Of course, we wanted to know where we could see lava. The folks at the visitor’s center gave us a map to the lava viewing area, which changes depending on what Kilauea is doing. We arrived at the viewing area just before 5:00 pm and walked the uneven terrain to the viewing area. We could see the steam rising from the ocean as lava poured in and the eerie red glow of the lava. As the sun began to set, the scene changed dramatically with the glow of the lava intensifying. Once it became completely dark all that was visible was the lava and it was not nearly as spectacular a sight without being able to see the terrain. You will need a flashlight to make your way along the path. Vendors set up tents to sell their wares and we could rent a flashlight for $3, but opted to buy one for $5. We got a very cute and very bright LED flashlight for about a dollar less than what the local ABC stores charge.
Although we were not close enough to hear the lava, a local told us that lava sounds like the snap, crackle, and pop of Rice Krispies® cereal, but on steroids.
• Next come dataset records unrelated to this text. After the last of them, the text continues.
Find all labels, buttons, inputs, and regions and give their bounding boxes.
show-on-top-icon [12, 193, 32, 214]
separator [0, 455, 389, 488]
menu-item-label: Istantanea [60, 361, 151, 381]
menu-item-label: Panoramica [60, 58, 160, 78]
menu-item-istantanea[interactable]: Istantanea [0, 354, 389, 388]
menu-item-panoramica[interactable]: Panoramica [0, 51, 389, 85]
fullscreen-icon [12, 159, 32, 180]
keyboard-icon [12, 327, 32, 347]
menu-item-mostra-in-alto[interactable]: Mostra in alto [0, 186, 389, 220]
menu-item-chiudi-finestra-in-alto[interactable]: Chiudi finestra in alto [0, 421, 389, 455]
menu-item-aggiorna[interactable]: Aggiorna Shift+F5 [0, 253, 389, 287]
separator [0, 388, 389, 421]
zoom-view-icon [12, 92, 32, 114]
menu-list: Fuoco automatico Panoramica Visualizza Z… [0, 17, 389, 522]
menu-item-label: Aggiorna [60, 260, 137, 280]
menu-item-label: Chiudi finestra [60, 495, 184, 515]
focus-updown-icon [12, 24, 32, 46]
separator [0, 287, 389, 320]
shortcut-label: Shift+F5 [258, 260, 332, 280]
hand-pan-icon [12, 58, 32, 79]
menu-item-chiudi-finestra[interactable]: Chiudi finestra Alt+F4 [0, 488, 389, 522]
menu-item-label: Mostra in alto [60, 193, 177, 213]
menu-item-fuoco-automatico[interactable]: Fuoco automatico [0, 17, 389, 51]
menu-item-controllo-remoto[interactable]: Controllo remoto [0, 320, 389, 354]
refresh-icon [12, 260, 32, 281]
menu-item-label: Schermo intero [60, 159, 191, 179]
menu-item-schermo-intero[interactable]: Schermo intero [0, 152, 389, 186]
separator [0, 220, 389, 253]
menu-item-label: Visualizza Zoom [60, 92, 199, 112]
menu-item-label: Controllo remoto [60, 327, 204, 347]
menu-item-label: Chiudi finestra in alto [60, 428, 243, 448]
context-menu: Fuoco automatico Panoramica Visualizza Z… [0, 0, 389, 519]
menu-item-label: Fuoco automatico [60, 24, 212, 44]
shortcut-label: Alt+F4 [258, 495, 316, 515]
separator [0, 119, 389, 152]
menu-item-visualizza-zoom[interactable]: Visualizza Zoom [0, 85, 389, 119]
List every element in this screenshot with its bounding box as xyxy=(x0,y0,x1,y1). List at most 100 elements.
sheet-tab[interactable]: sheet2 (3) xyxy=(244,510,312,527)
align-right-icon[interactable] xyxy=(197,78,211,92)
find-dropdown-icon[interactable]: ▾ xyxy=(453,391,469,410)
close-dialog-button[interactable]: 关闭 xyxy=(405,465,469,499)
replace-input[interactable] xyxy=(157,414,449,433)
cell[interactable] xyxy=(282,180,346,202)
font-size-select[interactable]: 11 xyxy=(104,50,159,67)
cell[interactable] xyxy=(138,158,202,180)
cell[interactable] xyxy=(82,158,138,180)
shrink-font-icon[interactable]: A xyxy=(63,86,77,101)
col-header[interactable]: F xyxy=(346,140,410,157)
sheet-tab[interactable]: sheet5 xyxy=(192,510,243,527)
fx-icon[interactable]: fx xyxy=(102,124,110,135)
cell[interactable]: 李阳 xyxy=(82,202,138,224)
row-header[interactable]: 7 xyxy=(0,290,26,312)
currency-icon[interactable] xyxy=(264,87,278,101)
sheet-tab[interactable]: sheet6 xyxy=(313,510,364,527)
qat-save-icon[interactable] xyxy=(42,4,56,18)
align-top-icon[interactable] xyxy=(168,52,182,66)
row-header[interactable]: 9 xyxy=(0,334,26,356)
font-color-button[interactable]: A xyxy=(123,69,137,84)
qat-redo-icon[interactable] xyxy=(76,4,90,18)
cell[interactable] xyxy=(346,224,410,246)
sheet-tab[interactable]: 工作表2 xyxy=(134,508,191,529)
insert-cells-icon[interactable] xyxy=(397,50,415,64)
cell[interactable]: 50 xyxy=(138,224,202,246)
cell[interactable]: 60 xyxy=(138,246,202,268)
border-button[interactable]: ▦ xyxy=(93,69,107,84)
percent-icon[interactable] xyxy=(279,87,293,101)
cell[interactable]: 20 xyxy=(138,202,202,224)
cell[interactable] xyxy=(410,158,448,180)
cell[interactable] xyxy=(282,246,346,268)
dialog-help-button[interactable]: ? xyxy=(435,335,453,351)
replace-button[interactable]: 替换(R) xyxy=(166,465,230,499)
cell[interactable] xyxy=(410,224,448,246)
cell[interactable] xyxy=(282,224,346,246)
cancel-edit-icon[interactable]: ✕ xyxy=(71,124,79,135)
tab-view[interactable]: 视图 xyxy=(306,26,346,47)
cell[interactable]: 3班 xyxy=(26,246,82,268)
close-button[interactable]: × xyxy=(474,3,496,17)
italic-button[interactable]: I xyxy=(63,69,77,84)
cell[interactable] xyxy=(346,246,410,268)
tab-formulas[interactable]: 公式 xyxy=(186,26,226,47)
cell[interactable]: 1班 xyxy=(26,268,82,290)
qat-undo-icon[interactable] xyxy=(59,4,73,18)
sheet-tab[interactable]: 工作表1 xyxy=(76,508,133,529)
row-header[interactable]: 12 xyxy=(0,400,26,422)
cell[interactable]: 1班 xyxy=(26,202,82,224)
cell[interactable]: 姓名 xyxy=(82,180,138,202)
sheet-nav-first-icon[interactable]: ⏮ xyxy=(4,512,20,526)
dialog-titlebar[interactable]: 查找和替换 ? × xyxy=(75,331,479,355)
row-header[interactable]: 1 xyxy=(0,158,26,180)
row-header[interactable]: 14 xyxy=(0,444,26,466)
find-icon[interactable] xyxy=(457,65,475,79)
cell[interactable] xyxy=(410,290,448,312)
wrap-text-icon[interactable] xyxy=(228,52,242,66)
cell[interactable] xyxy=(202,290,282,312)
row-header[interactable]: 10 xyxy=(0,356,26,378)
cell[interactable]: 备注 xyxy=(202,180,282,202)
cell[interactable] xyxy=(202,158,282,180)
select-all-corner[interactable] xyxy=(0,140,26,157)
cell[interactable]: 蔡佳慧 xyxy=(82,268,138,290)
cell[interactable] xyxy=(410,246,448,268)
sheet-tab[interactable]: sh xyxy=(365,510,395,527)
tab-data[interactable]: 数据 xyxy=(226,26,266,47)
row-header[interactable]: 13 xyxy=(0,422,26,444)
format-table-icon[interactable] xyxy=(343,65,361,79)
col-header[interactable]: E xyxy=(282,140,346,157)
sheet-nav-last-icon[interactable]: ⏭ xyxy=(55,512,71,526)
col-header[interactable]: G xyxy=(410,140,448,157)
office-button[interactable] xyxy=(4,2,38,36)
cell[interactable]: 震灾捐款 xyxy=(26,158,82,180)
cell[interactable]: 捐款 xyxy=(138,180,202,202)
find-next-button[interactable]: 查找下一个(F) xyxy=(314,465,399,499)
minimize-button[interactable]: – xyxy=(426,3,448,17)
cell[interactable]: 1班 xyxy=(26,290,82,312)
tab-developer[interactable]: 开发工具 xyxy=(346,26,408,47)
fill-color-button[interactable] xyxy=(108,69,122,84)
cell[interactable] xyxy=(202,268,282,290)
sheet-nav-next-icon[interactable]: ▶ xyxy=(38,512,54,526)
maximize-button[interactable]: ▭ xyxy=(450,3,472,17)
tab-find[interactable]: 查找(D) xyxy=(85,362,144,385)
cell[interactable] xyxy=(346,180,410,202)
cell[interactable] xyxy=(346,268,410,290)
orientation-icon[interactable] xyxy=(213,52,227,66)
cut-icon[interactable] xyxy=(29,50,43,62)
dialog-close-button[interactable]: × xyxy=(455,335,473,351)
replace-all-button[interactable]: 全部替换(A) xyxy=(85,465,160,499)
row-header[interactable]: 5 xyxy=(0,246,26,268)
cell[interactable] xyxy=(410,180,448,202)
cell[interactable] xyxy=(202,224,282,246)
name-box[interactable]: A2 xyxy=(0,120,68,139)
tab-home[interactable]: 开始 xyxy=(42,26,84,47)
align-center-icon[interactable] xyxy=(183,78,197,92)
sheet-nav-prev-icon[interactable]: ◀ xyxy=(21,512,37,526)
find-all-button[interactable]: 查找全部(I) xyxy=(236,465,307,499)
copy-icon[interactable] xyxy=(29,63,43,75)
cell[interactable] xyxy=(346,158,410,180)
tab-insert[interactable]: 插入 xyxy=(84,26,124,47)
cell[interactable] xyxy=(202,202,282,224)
Ali’i (pronounced ah lee ee) Drive
We walked along Ali’i Drive (the long main street in Kailua) and listened to the ocean waves as we window-shopped. The street is lined with restaurants and little shops where you can buy souvenirs of all kinds. We had some of the best clam chowder we’ve ever tasted at the Kona Canoe Club as well as reasonably priced happy hour drinks and sliders. The sunset was spectacular as the restaurant is right on the water. We stayed away from the resorts and chain restaurants.
What We Missed
Our tour of Mauna Kea was cancelled because of overcast conditions. Mauna Kea Summit Adventures provides a tour that features star gazing, dinner, and a spectacular sunset at the summit of Mauna Kea (elevation 13,796 feet). They also provide parkas as the temperature at the summit is quit cold. Our neighbors took the tour and highly recommend it. If you are a scuba diver, you must wait 24 hours after diving before summiting Mauna Kea.
A Special Note about Wal-Mart on the Big Island
Of course, I forgot to pack something, which prompted a trip to Wal-Mart. Walmarts in Hawaii are the only Walmart stores in the US with unique bags (complete with palm trees and a map of the islands). Our cashier told us to keep the bags as a souvenir.
I hope this article was interesting and helpful to you and mahalo (thank you) for reading it!